Philadelphia

Former FBI Agent Who ‘Bugged' Mayor Street's Office Speaks Out

It was a pivotal moment in modern Philadelphia history - a listening device found in the sitting mayor’s office.

The devices’ discovery swayed an election. 12 years ago FBI special agent J.J. Klaver planted two listening devices in then mayor John Streets’ office.

It was less than one month before an election. Street was down in the polls to Republican Sam Katz.

The FBI was investigating a pay for play scheme involving city contracts and had worked for months to listen in on conversations inside Street’s office.

“Our rouse if you will, was we were doing a security survey post 9-11," Klaver said of how he and his team first snuck into Street’s office to draft a map for planning purposes.

“I wanted to see what did the mayor’s office looked like,” he said. “Did it have a drop ceiling? What was the furniture? Did it have any alarms? Things like that.”

On Saturday, September 20, 2003 Klaver and two other agents snuck into city hall and broke into Streets’ office.

Once inside Klaver put one listening device in the drop ceiling above a couch. The other he placed in a table in front of the window.

“We were wrapping up getting everything installed and we got word from the surveillance teams that the mayor was on the move and might be heading back toward city hall,” Klaver said.

It was nearly midnight but Street was headed back to his office from a fundraiser. Klaver says the agents got out just in time.

“We were walking out of one entrance of city hall and he was walking in another,” Klaver said.

At the time Klaver said he was one of only a few people who knew the mayor’s office was bugged. Klaver said he planted dozens of listening devices throughout his career. He said only one was ever found.

Philadelphia police found the bug in the ceiling on October 7th2003.

“There was a possibility that we could have gone in and removed our equipment, but a decision was made higher than me, to not do that,” Klaver said.

Street, his staff and Democrats from across the country used the bug’s discovery as a political opportunity, blaming the Bush White House for trying to influence the election by bugging the mayor’s office.
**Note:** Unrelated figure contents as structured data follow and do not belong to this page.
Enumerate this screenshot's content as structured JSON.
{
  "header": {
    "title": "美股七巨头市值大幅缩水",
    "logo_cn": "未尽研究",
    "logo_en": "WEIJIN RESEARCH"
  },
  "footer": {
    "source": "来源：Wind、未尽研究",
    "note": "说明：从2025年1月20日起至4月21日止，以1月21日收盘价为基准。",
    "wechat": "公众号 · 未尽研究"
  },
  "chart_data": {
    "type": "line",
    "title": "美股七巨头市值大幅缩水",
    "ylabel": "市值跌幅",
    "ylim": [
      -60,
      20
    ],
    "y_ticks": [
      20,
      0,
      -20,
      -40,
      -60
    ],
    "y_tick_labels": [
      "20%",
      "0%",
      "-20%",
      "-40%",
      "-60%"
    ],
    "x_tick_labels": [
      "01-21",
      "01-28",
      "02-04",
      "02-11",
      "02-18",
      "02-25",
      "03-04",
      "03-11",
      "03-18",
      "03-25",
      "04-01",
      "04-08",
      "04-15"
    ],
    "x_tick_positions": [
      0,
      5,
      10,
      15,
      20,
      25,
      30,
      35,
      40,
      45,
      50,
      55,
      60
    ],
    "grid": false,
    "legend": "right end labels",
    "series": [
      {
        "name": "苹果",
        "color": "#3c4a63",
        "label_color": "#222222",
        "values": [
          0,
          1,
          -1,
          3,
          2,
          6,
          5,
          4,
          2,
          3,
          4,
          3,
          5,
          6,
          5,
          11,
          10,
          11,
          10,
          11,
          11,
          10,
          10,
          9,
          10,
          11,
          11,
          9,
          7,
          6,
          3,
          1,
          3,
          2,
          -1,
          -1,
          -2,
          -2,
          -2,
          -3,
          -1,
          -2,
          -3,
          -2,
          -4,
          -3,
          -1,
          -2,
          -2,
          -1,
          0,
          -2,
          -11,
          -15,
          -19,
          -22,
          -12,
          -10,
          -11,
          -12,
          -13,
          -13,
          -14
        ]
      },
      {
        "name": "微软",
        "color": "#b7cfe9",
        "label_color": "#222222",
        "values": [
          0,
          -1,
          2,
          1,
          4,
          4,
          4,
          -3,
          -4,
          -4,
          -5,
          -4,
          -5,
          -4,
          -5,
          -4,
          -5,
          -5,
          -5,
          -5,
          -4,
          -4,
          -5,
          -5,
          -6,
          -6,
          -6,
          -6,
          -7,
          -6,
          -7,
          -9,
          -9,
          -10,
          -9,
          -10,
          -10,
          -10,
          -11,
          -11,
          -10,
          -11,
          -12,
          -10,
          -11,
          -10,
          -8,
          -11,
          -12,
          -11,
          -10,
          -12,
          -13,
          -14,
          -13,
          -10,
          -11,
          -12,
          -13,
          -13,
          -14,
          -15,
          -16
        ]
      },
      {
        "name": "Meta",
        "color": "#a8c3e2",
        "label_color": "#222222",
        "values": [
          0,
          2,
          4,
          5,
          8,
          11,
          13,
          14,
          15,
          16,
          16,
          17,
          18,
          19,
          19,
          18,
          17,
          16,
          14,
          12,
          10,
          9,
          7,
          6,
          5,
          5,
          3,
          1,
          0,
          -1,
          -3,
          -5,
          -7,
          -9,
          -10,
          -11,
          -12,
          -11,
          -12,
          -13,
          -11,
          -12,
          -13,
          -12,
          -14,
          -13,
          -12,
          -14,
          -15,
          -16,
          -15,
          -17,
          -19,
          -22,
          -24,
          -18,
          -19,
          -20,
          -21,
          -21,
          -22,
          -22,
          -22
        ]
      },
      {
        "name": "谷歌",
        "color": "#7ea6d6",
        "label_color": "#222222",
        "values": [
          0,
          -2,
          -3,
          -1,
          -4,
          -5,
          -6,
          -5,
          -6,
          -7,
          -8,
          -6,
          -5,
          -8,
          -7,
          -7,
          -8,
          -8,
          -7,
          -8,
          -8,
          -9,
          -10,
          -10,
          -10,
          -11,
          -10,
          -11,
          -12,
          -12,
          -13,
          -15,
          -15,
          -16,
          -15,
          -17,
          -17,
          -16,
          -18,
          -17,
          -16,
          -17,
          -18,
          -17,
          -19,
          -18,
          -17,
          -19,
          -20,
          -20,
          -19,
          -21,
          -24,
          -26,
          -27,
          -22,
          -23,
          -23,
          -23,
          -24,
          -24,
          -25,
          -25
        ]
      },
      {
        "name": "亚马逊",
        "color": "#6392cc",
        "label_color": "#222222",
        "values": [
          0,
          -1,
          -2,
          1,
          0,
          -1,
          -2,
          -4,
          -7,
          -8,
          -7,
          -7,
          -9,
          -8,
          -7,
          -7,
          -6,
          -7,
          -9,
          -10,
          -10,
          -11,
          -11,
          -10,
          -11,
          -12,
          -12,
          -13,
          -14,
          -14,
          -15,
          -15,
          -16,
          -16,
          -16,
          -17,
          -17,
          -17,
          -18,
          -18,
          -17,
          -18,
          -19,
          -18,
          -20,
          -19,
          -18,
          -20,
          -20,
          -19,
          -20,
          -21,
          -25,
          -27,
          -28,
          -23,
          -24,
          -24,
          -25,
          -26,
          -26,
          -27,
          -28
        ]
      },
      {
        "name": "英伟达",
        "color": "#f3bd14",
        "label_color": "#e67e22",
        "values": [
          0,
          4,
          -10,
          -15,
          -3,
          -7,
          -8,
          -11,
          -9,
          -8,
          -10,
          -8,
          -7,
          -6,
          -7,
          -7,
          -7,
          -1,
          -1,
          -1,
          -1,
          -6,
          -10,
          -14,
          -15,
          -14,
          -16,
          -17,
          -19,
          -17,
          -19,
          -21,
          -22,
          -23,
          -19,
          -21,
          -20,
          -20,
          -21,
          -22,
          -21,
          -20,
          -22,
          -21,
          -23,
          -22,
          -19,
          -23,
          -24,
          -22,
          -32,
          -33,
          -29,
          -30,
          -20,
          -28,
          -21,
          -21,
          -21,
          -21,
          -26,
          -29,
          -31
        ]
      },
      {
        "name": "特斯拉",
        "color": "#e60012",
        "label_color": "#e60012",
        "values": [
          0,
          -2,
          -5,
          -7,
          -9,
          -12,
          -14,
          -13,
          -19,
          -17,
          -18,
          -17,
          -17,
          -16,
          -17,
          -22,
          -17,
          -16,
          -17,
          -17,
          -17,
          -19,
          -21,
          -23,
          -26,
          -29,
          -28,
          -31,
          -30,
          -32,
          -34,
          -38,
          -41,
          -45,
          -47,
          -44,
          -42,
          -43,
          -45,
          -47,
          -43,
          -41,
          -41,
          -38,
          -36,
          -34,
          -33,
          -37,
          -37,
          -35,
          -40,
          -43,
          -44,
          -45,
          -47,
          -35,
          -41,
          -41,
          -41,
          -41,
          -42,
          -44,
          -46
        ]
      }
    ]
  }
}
“I knew the truth,” Klaver said. “I knew it was preposterous to say the White House ordered us to bug a sitting mayor’s office but I couldn’t come out and say it was preposterous.”

“I thought we were going to win,” Street’s opponent Sam Katz said. “I thought it was the nail in the coffin.”

Katz was up in polls before the bug’s discovery. He would lose the 2003 election.

“I went from being up six in our polls to down 14 having barely moved my lips,” Katz said.

“What’s probably more disappointing to me personally than the actual device being found is the effect it had on the mayoral election,” Klaver said. “I wish it had never been found. If I could go back in time and do it differently, I would.”

The FBI did secure 24 convictions in its “pay to play” investigation, but the bug in Streets’ office never picked up any information used in trial. Mayor street was never charged.

The convictions led to sweeping political reforms including campaign contribution limits and the city’s board of ethics.

Former Philadelphia mayor John street declined to be interviewed for this story.